”アルバトロス”
130分という時間を本来何に当てるべきだったのか?
130分という時間で何が出来たのか?
130分は必要だったのか?
巷に湧いた好評価に対して開始早々から???が頭の中に。冒頭にてエクストリームな演出だなと思って感心したのは、新八と銀時の出会いの場面から小栗旬が歌うOPテーマのあまりに粗末な映像から第4の壁破壊の応用術的なリスタート。ワーナーブラザーズのロゴを出し直す用意周到性に驚いたが、漫画実写化によるコスプレ大会的な絵の連続と俳優の技能にアンバランス化した再現力だった。ギャグの配分や他作品ネタのキレの良さ、会話の言い回しによるギャグは原作に寄せようとしてきているが、全編ギャグで回さずシリアス展開を軸に置いていたことで、この世界観ごと舞台劇の延長線にしか見えない出来だった。シリアス展開の足枷としてのアクションシーンが役者のクローズアップ多用と視点の雑な切り替え、打撃のヒット同時にCGにて繰り出されるインパクト演出の薄ら寒さを、さも胸を張ってやっていると言わんばかりに何度も見せられるとこの国に生まれてきたことを後悔せずにはいられない。
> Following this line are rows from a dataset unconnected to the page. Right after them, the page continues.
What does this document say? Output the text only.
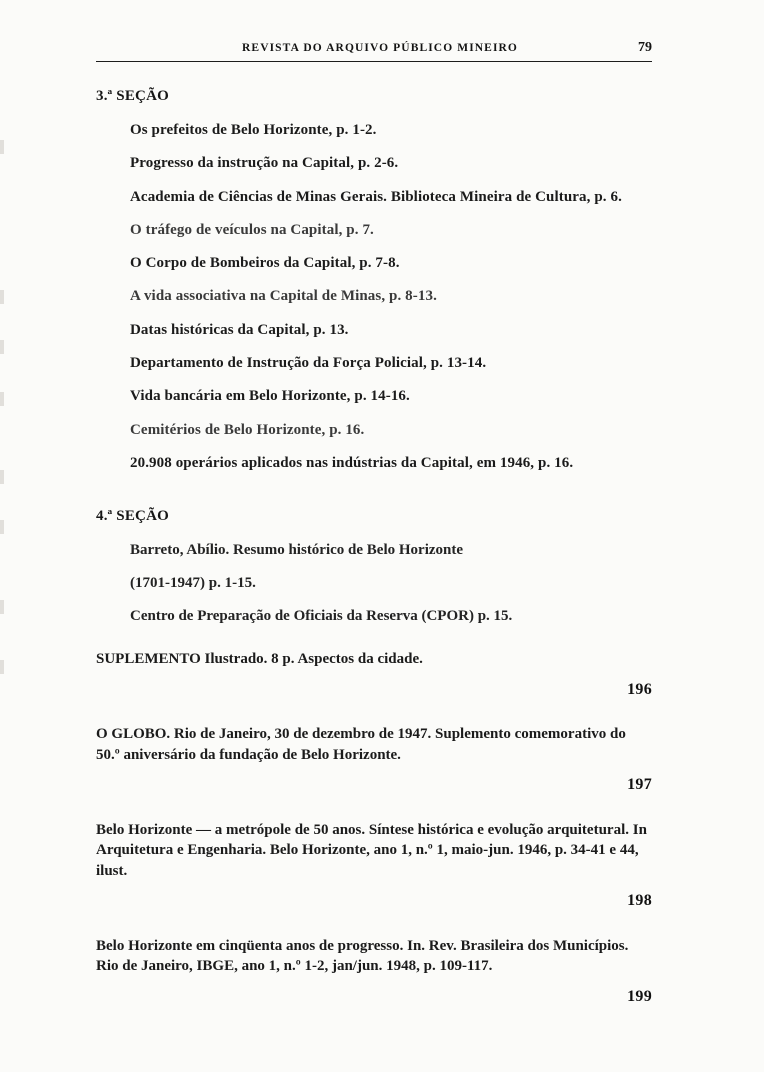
REVISTA DO ARQUIVO PÚBLICO MINEIRO	79
3.ª SEÇÃO
Os prefeitos de Belo Horizonte, p. 1-2.
Progresso da instrução na Capital, p. 2-6.
Academia de Ciências de Minas Gerais. Biblioteca Mineira de Cultura, p. 6.
O tráfego de veículos na Capital, p. 7.
O Corpo de Bombeiros da Capital, p. 7-8.
A vida associativa na Capital de Minas, p. 8-13.
Datas históricas da Capital, p. 13.
Departamento de Instrução da Força Policial, p. 13-14.
Vida bancária em Belo Horizonte, p. 14-16.
Cemitérios de Belo Horizonte, p. 16.
20.908 operários aplicados nas indústrias da Capital, em 1946, p. 16.
4.ª SEÇÃO
Barreto, Abílio. Resumo histórico de Belo Horizonte
(1701-1947) p. 1-15.
Centro de Preparação de Oficiais da Reserva (CPOR) p. 15.
SUPLEMENTO Ilustrado. 8 p. Aspectos da cidade.
196
O GLOBO. Rio de Janeiro, 30 de dezembro de 1947. Suplemento comemorativo do 50.º aniversário da fundação de Belo Horizonte.
197
Belo Horizonte — a metrópole de 50 anos. Síntese histórica e evolução arquitetural. In Arquitetura e Engenharia. Belo Horizonte, ano 1, n.º 1, maio-jun. 1946, p. 34-41 e 44, ilust.
198
Belo Horizonte em cinqüenta anos de progresso. In. Rev. Brasileira dos Municípios. Rio de Janeiro, IBGE, ano 1, n.º 1-2, jan/jun. 1948, p. 109-117.
199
爆発のCGがアサイラム映画を下回るレベルだったことはギャグと解釈すべきなのだろうか?
ただ役者にはよるがキャラの再現力と存在感の出し方には身を見張るものがあり、柳楽優弥の明らかな異質性や中村勘九郎の作り込み、佐藤二朗の奇跡的なハマり具合、安定のムロツヨシ、そして何より時間の経過とともに慣れてくるハシカンの許せる存在性。それ以外はアニメのミュージカル化としてのキャラの表面的しゃべりと役者のエゴの見え透いた感じ、さらにコスプレしての大声大会の一面もあった。
これが巷で好評価というならば、宇宙飛行士となって80億のバカどもと同じ空気を吸うこと逃れ、宇宙滞在期間の記録を更新し続けたいと思う。
しかし銀魂の作品力は素晴らしく酷評となっても美味しい立ち位置にいるのが良い。
個人的にはテレビチャンピオンの大食い選手権の復活劇にトキメキを感じてしまった。
ハリウッドでの実写版はジェームズ・ガンにお願いしたい。